Kusnierz-Cabala Beata, Gernand Wojciech, Zabek-Adamska Anna, Tokarz Aleksandra, Naskalski Jerzy W
Department of Clinical Biochemistry, Collegium Medicum, Jagiellonian University, Krakow, Poland.
Clin Lab. 2008;54(9-10):341-6.
Serum concentration of high sensitive C-reactive protein (hsCRP) can predict the risk of chronic metabolic and cardiovascular diseases but it is unclear whether turbidimetric high sensitive assays of CRP are adequate.
Concentrations of serum CRP in 126 samples of serum were measured with high-sensitivity methods using nephelometry (BN II Nephelometer) and turbidimetry (Ortho Vitros FS 5.1).

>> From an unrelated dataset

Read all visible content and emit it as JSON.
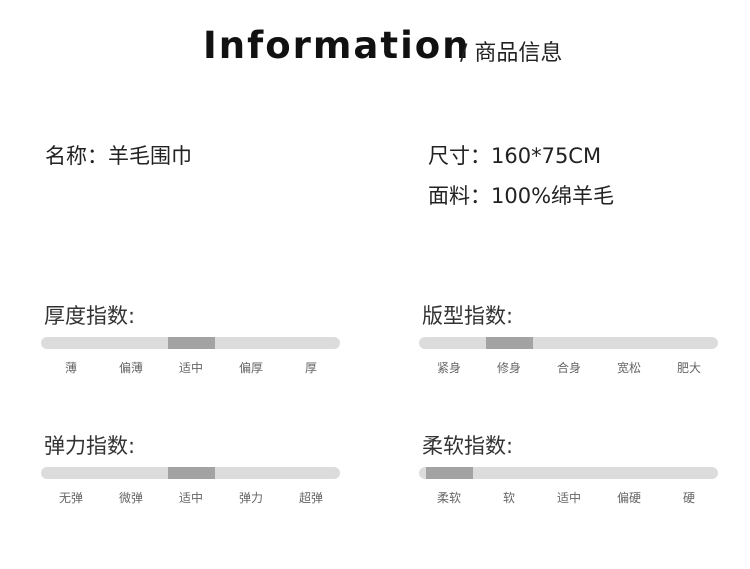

For CRP concentrations measured by nephelometry and turbidimetry intra-assay CVs were 3.2 and 0.9% at mean CRP concentrations of 1.4 and 2.1 mg/l, inter-assay CVs for commercial controls were 3.1% and 3.6% at mean concentrations of 1.3 and 1.7 mg/l, and mean biases were 7.62% and 2.26%, respectively. Measurements were strongly, linearly correlated (r = 0.99; CRP vitros = 0.03 +1.03 CRP (BN II)). When disease risk was assessed by nephelometry and turbidimetry, results were similar. If the risk of disease was classified as moderate (1.0 < CRP < or = 3.0 mg/l) or high (CRP > 3.0 mg/l), the frequency of misclassified cases was only 2.3 and 2.1%, respectively. The classification agreement weighted kappa coefficient was 0.94 (95% C.I.: 0.89-0.98).
turbidimetric high sensitive CRP assays can properly classify CRP-related prediction of chronic metabolic diseases with special consideration on cardiovascular risk.
高敏C反应蛋白(hsCRP)的血清浓度可预测慢性代谢性疾病和心血管疾病的风险,但尚不清楚比浊法高敏CRP检测是否足够。
采用散射比浊法(BN II散射比浊仪)和比浊法(奥森多Vitros FS 5.1),用高灵敏度方法检测126份血清样本中的血清CRP浓度。
散射比浊法和比浊法检测CRP浓度时,批内变异系数在平均CRP浓度为1.4和2.1mg/L时分别为3.2%和0.9%,商业对照品的批间变异系数在平均浓度为1.3和1.7mg/L时分别为3.1%和3.6%,平均偏差分别为7.62%和2.26%。测量结果呈强线性相关(r = 0.99;Vitros法CRP = 0.03 + 1.03×BN II法CRP)。用散射比浊法和比浊法评估疾病风险时,结果相似。如果将疾病风险分类为中度(1.0 < CRP ≤ 3.0mg/L)或高度(CRP > 3.0mg/L),错误分类病例的频率分别仅为2.3%和2.1%。分类一致性加权kappa系数为0.94(95%置信区间:0.89 - 0.98)。
比浊法高敏CRP检测可对慢性代谢性疾病中与CRP相关的预测进行正确分类,尤其在考虑心血管风险方面。